Broadgreen does not guarantee specific performance outcomes or results from its Services, including but not limited to account reinstatement, ranking improvements, or sales growth, as these depend on external factors beyond our control, such as Amazon’s internal processes, platform changes, and market conditions.

Unless otherwise agreed in writing, all invoices are due for payment within the terms stated on the invoice.

Interest will be charged on overdue invoices at the rate of 6% per year above the Bank of England base lending rate from time to time in force. Such interest shall accrue on a daily basis from the due date for payment until actual payment in full.

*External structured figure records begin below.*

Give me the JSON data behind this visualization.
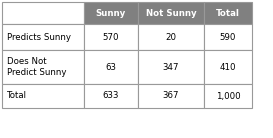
{
  "col_headers": [
    "Sunny",
    "Not Sunny",
    "Total"
  ],
  "row_labels": [
    "Predicts Sunny",
    "Does Not\nPredict Sunny",
    "Total"
  ],
  "values": [
    [
      "570",
      "20",
      "590"
    ],
    [
      "63",
      "347",
      "410"
    ],
    [
      "633",
      "367",
      "1,000"
    ]
  ],
  "header_bg": "#808080",
  "header_fg": "#ffffff",
  "cell_bg": "#ffffff",
  "border_color": "#999999",
  "font_size": 6.2,
  "header_font_size": 6.2,
  "fig_w": 2.73,
  "fig_h": 1.38,
  "dpi": 100
}
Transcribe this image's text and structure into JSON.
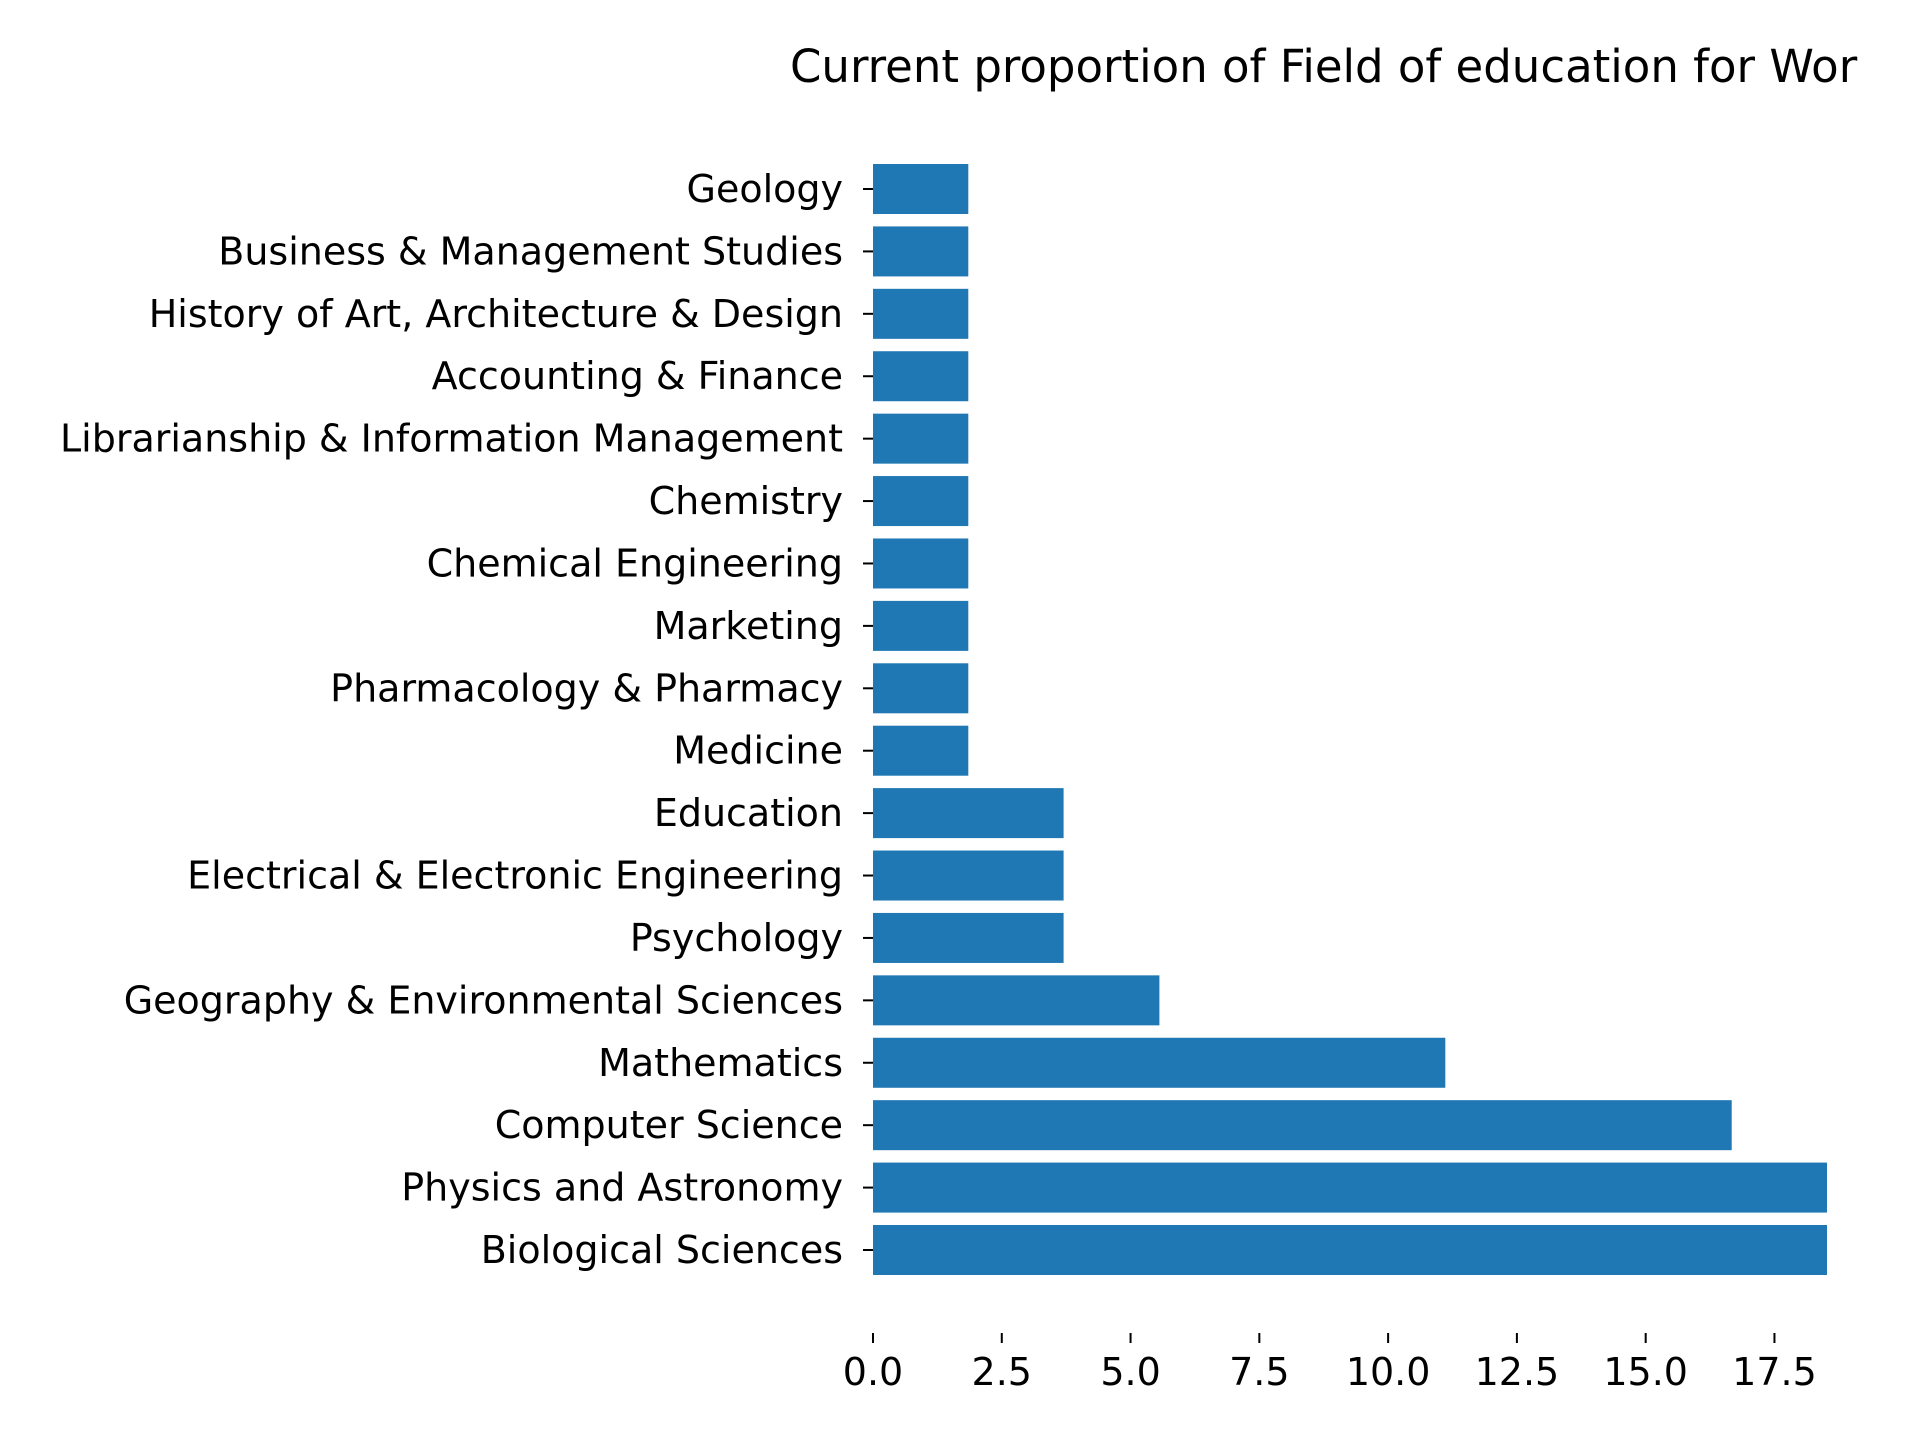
{
  "chart_data": {
    "type": "bar",
    "orientation": "horizontal",
    "title": "Current proportion of Field of education for Wor",
    "xlabel": "",
    "ylabel": "",
    "categories": [
      "Geology",
      "Business & Management Studies",
      "History of Art, Architecture & Design",
      "Accounting & Finance",
      "Librarianship & Information Management",
      "Chemistry",
      "Chemical Engineering",
      "Marketing",
      "Pharmacology & Pharmacy",
      "Medicine",
      "Education",
      "Electrical & Electronic Engineering",
      "Psychology",
      "Geography & Environmental Sciences",
      "Mathematics",
      "Computer Science",
      "Physics and Astronomy",
      "Biological Sciences"
    ],
    "values": [
      1.85,
      1.85,
      1.85,
      1.85,
      1.85,
      1.85,
      1.85,
      1.85,
      1.85,
      1.85,
      3.7,
      3.7,
      3.7,
      5.56,
      11.11,
      16.67,
      18.52,
      18.52
    ],
    "xticks": [
      "0.0",
      "2.5",
      "5.0",
      "7.5",
      "10.0",
      "12.5",
      "15.0",
      "17.5"
    ],
    "xtick_values": [
      0,
      2.5,
      5,
      7.5,
      10,
      12.5,
      15,
      17.5
    ],
    "xlim": [
      0,
      18.52
    ],
    "grid": false,
    "legend": "none",
    "bar_color": "#1f77b4"
  }
}
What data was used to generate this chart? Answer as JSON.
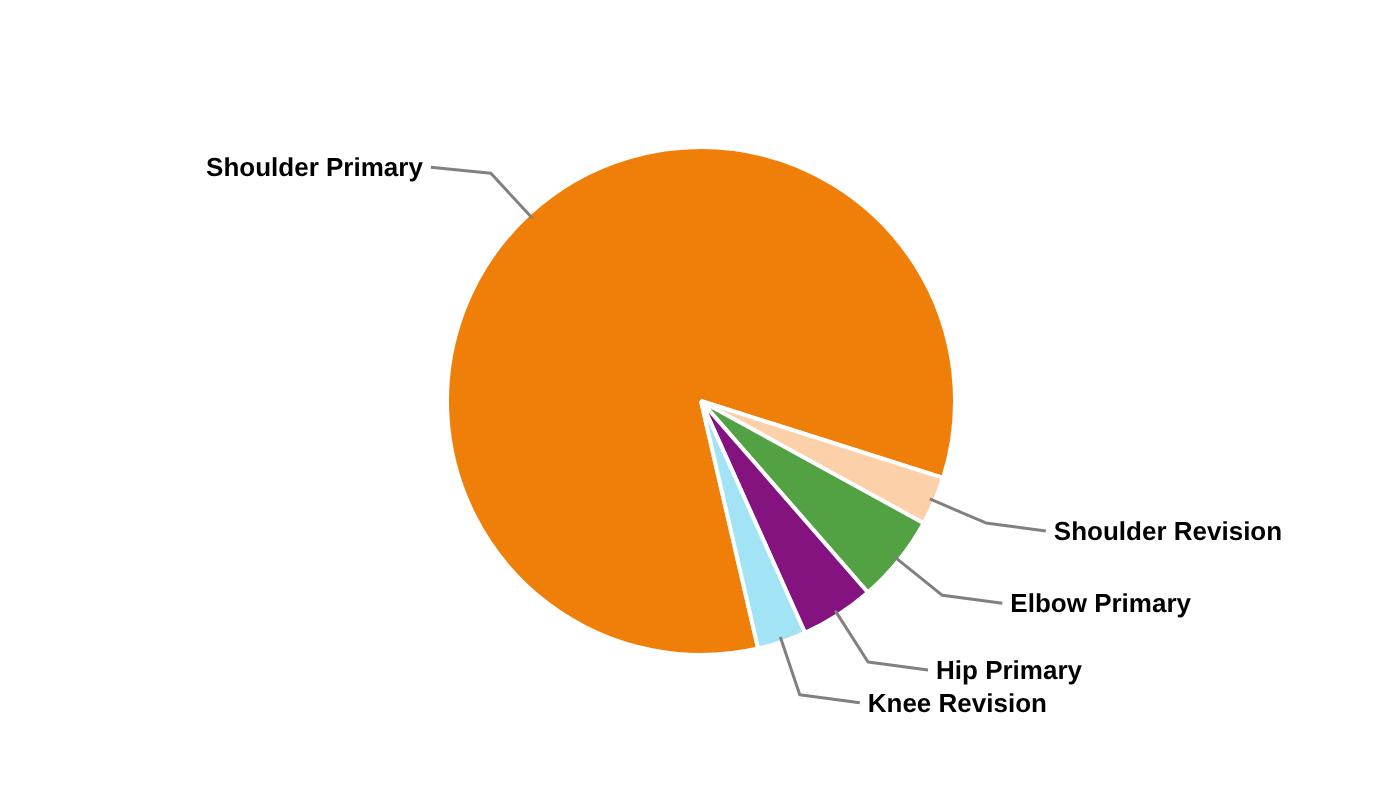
{
  "chart_data": {
    "type": "pie",
    "categories": [
      "Shoulder Primary",
      "Shoulder Revision",
      "Elbow Primary",
      "Hip Primary",
      "Knee Revision"
    ],
    "values": [
      83.5,
      3.1,
      5.6,
      4.7,
      3.1
    ],
    "colors": [
      "#f07f09",
      "#fcd0a8",
      "#52a142",
      "#84127f",
      "#a2e4f6"
    ]
  }
}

Broadgreen reserves the right to suspend or terminate Services where payment is outstanding.

Unless otherwise specified in a written agreement, a minimum of two (2) months’ written notice is required for termination of Services, including any Services provided outside of a fixed-term contract.

In the absence of such notice, Broadgreen reserves the right to invoice for the equivalent notice period.

Both parties agree to keep confidential all information obtained in connection with the Services, except where disclosure is required by law or with the written consent of the other party.

All intellectual property created by Broadgreen in the course of providing Services shall remain the property of Broadgreen unless otherwise agreed in writing. Upon full payment of all fees, the Client shall have a non-exclusive licence to use such materials for the purposes for which they were created.

Broadgreen shall not be liable for any delay or failure in performance caused by circumstances beyond our reasonable control, including but not limited to natural disasters, war, government restrictions, failure of utilities, or industrial disputes.

In the event of any dispute, both parties shall first seek to resolve the matter amicably through written correspondence and, if necessary, mediation before resorting to legal proceedings.

These Terms shall be governed by and construed in accordance with the laws of England and Wales. The parties submit to the exclusive jurisdiction of the courts of England and Wales.